Tonight marks the culmination of the 2020 US Presidential election, and it’s been a race like no other.
Four years ago Donald Trump ripped up the playbook and then proceeded to set it on fire by claiming a shock victory over Hillary Clinton. He then embarked on one of the most erratic and divisive spells the White House has ever seen. And that was all before the world was hit by a once-in-100-years pandemic that the US was ill-equipped to cope with.
His challenger is former Vice-President Joe Biden, who served as Barack Obama’s deputy and has come across as his successor and a return to policy-orientated governing – and a much-needed adult in the room.
If you can’t tell, I sincerely hope that Joe Biden can win the contest to bring a semblance of normality and vision to a world desperately lacking in both at the moment. There needs to be global leadership on things like the response to COVID-19, climate change, security and more – and as much as Trump’s efforts may have tried to diminish America’s role, it’s still the country that can do the most good on these issues and more.

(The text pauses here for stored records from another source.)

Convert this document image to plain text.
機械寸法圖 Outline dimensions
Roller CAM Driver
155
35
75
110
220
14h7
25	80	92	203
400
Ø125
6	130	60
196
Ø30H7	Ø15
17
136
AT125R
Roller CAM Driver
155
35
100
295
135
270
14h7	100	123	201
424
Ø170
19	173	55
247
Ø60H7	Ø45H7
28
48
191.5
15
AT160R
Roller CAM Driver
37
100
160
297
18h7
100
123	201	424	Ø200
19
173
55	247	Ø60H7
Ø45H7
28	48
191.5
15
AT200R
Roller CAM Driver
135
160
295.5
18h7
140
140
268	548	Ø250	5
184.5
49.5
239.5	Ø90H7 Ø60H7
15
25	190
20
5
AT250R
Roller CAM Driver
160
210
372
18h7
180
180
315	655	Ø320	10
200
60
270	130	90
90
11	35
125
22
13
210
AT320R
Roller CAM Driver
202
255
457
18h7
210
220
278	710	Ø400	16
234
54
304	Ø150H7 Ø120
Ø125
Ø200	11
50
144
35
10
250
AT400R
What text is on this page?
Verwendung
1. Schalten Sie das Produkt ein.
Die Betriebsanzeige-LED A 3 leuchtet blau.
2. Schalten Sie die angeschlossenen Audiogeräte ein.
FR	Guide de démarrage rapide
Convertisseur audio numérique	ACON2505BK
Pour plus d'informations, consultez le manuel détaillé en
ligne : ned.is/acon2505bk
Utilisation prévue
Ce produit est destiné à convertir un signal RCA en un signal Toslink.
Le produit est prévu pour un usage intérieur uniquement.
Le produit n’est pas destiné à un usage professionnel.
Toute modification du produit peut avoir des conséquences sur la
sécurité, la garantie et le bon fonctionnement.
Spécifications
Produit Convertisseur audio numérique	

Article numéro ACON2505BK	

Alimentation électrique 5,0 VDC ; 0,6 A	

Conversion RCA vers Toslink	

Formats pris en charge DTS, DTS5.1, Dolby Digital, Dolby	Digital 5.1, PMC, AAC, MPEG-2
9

The good news is that a Biden win is the most likely outcome at the moment. The bad news, or more anxiety-inducing news, is that it’s exactly what we said last time.
But it’s time to be a bit more confident. While pretty much everyone’s 2016 election predictions were confounded, including my own, even those that gave Trump more of a chance last time around seem to think lightning won’t strike twice, and there’s good reason for that. 2016’s polls systematically failed to account for the right number of voters without a degree, meaning that those voting for Trump weren’t picked up. In the 2018 US mid-term elections, pollsters tended to correct the errors of 2016 and got it right on the whole.
Here’s where I think the chips will land when the final results are called:
US elections all come down to swing states – the states that have a large number of electoral votes and are relatively bipartisan. These tend to be areas caught between the rural Republican and urban Democratic votes, such as the Mid-west and Florida, but with population changes in Southern states like Arizona, Georgia and even Texas, there are more avenues to victory than there were previously.
From what the polls have shown so far, Biden has a good chance at winning the swing states he needs to take office. His message has had more cut-through among the voters that flip between the two parties, and the people that voted for Donald Trump to restore their industries or their way of life haven’t seen enough progress to re-elect him.
I don’t think the bigger scalps of the likes of Texas or Georgia are likely to vote Democratic this time around as might be expected in a blowout lead, but the flipping of Pennsylvania, Michigan and Wisconsin (the three states that arguably won the day for Trump in 2016), will be enough.
Depending on how close the result is, we’ll hopefully have a good idea in the early hours of Wednesday who’ll be taking the oath of office on January 20th – but because turnout being higher than it has been for a century and a massive surge in the number of mail-in ballots because of the coronavirus pandemic, the ballots will take longer to count than before and might leave us in the lurch without a result for a while.
This could go in two ways though. We know from registration data in most states where people that have requested mail-in ballots there have been far more Democrats than Republicans, so in states where mail-in ballots can be counted before the close of polls there may be an edge for Biden in the count. But the opposite is true in states where no ballots can be tallied until after the end of voting, so there the Republicans will tend to have an edge.
So the process might be a little opaque, and the winner might not be announced or particularly clear on election night, but no matter when it comes, there will be a result of this election and its consequences for America and the world can’t be understated. My fervent hope is that the voting public of the US choose to make America great again, by electing Joe Biden.